There are currently seven tiny states which are overrepresented in the Electoral college with their three votes, another five which are overrepresented with four votes, and several with five or six. Any constitutional amendment abolishing the college would require the support of thirty-eight out of the fifty states. But a headcount says that at least thirteen of the smallest states are over-counted by the current system and would lose that advantage in a popular vote and would therefore be likely to oppose such an amendment. Short of a nationwide public information campaign aimed at making the public aware of the over-representation of the small states under the current system in an attempt to embarrass them into not fighting such an amendment, the odds of being able to eliminate the Electoral College seem remote. In the mean time some larger states are promoting a system which would apportion the electoral votes to match up with the popular vote, but not for the reason one might think…
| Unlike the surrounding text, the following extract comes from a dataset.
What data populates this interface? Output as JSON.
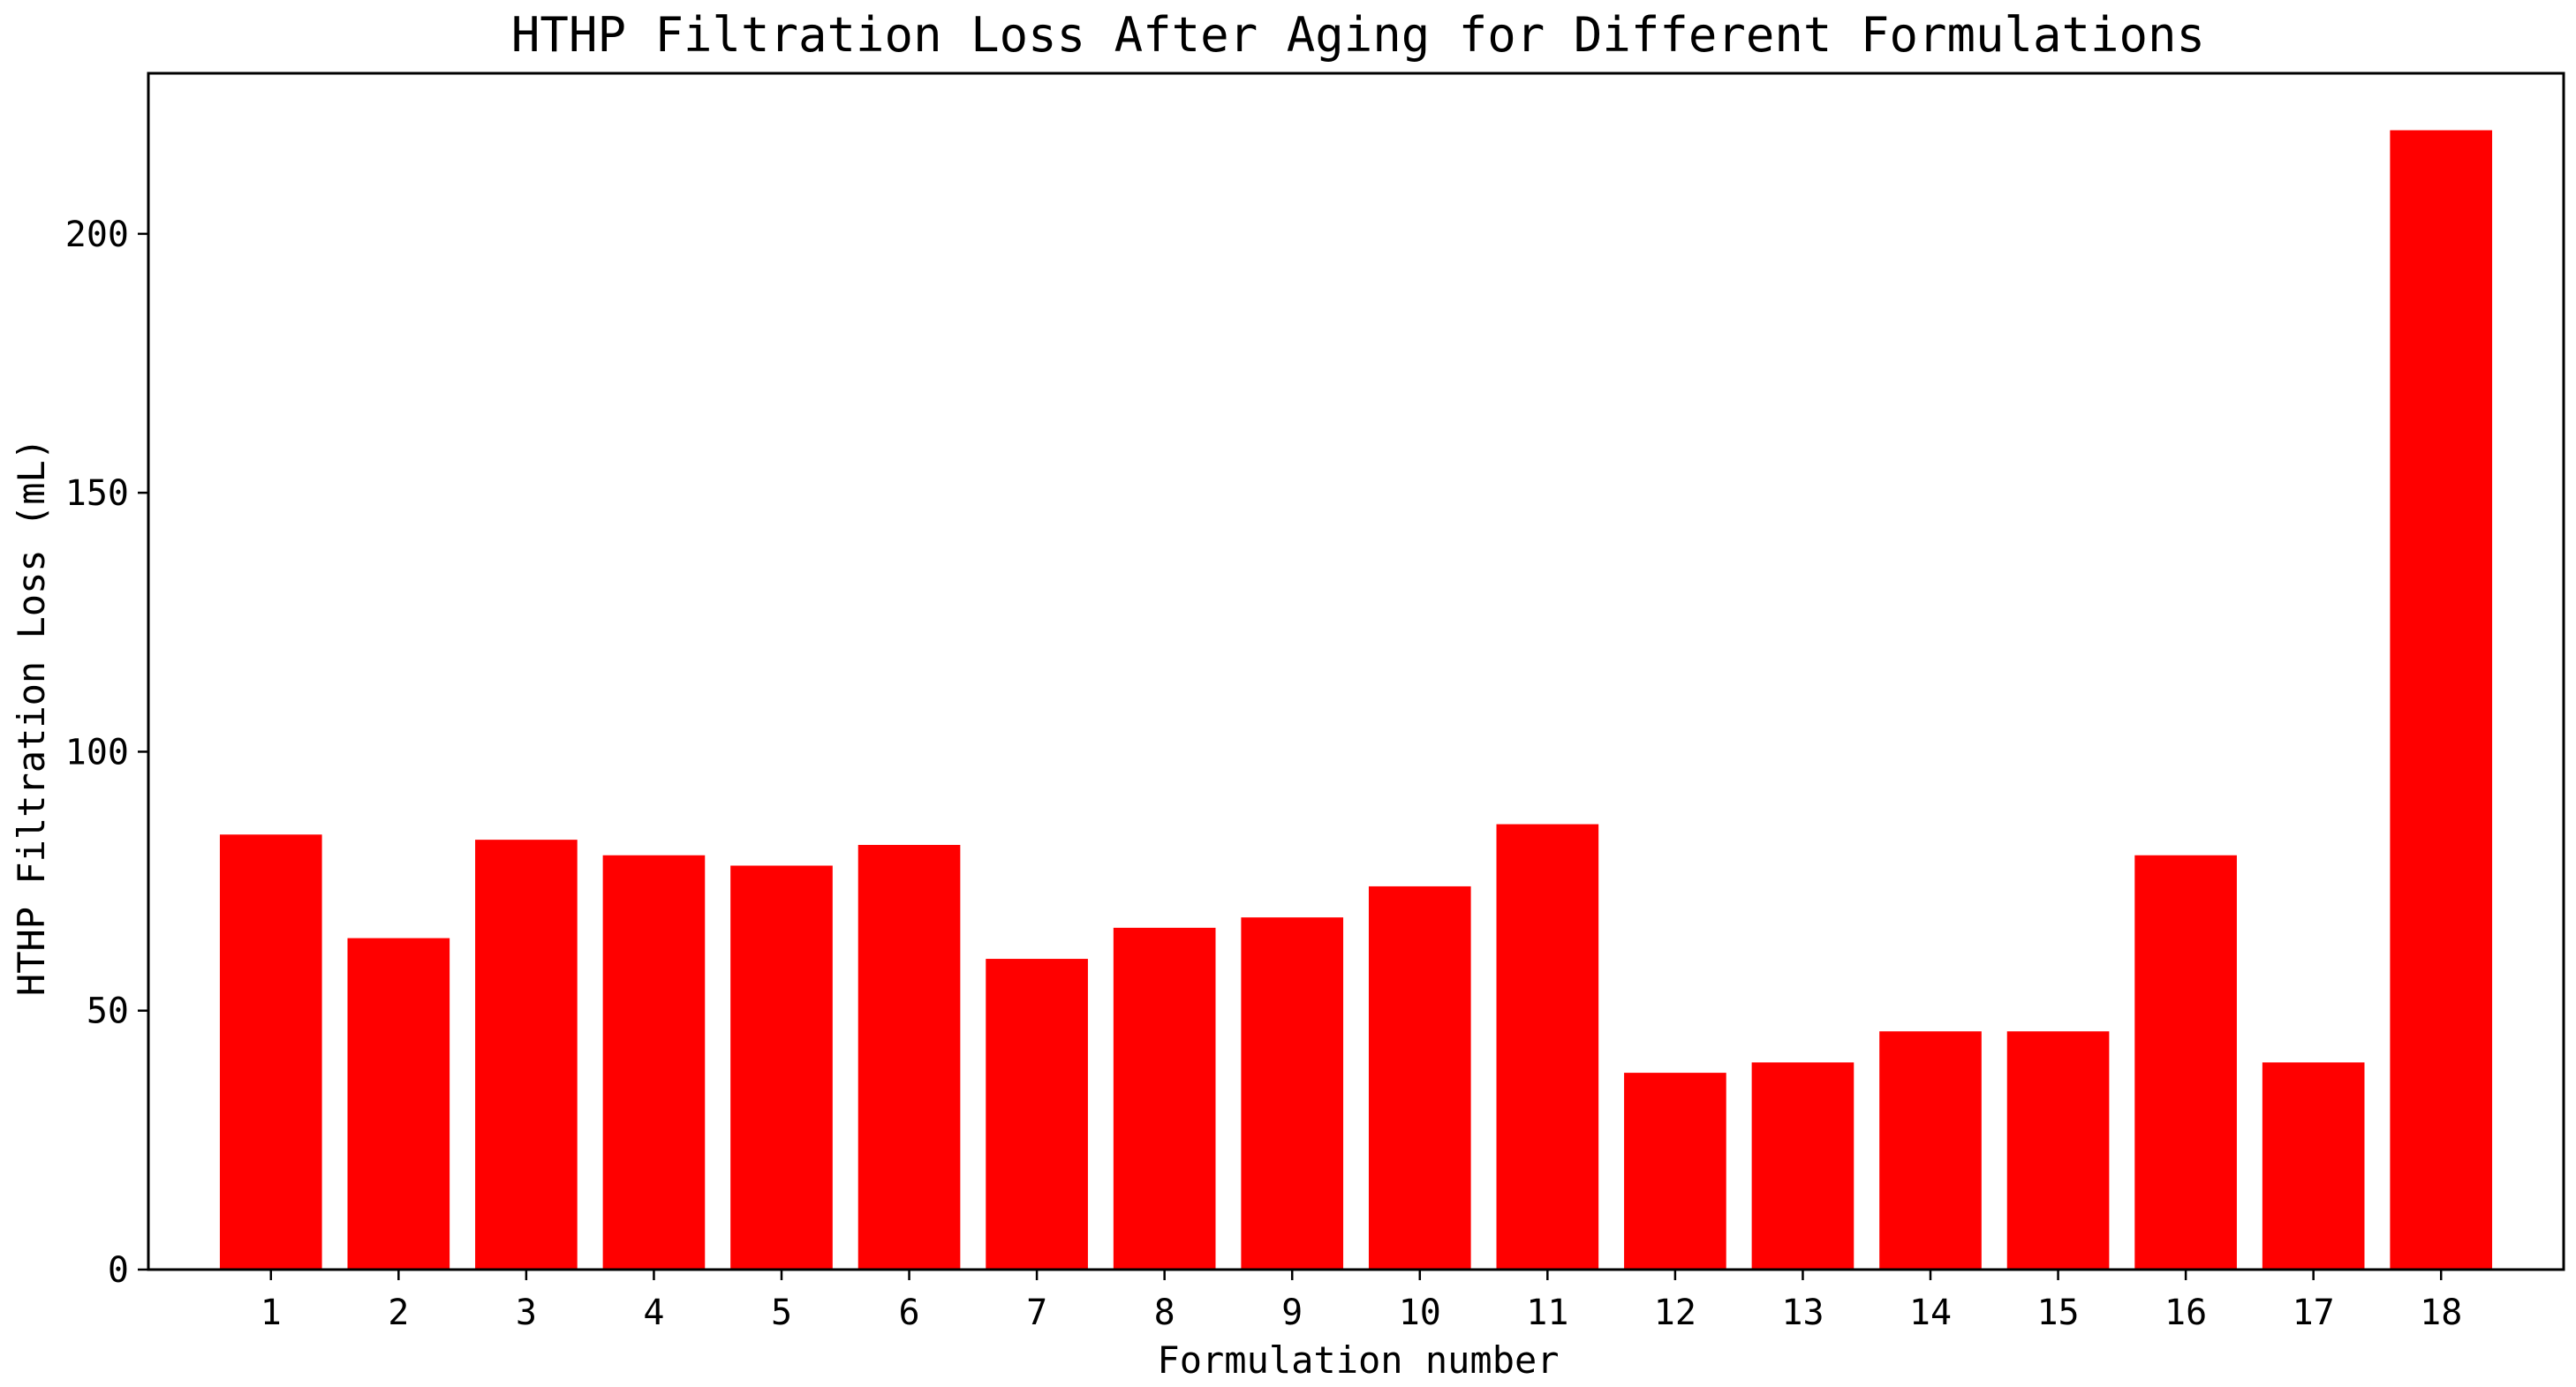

As the republican party continues to see its key demographics growing smaller, it faces a future where it can no longer win the White House under either the current system or under a popular vote. In some states such as Virginia, republicans are attempting to change the law so that the state’s electoral votes are not all awarded to the candidate who won the state, but instead divided up among the candidates in proportion to the popular vote. This sounds fair in theory, with the net result being that perhaps 55% of Virginia’s electoral votes would go to a the democratic candidate and the other 45% going to the republican – but in reality it would only be fair if the laws were also changed in a state like Texas where the republican candidate usually wins by a slight majority but gets 100% of that state’s electoral votes. Such state level efforts are being widely decried as an attempt at cheating, and even some republican leaders in Washington are distancing themselves from such efforts. The only fairly balanced method of apportioning electoral votes would be a constructional amendment which either requires every state to apportion its electoral votes, or does away with the electoral college entirely. But so long as the smallest of states reject such national reform, we’re stuck with the system we have.

Will Stabley
Will Stabley is the Founder and Senior Editor of Stabley Times.
Will Stabley


  1. maronoff on January 28, 2013 at 11:31 pm

    WRONG!!! If sates with a total of at least 270 electoral college votes pass local (state) laws where they will apportion their electoral college votes based on NATIONAL popular vote then no federal change is needed.

  2. beatweek on January 28, 2013 at 11:33 pm

    @maronoff  WRONG!!! All that would do is skew the results even further. Every single state would need to pass such legislation, or you’d end up with an imbalance where some states give 100% of their electoral votes to one candidate while others apportion theirs, and the odds of the the popular vote winner also winning the electoral college would be much worse.

  3. beatweek on January 28, 2013 at 11:35 pm

    @maronoff All that would do is skew the results even further. For what you’re talking about, every single state would need to move to an apportioned electoral allocation in the same election cycle, and the odds of that are zero, short of an amendment requiring them to do so.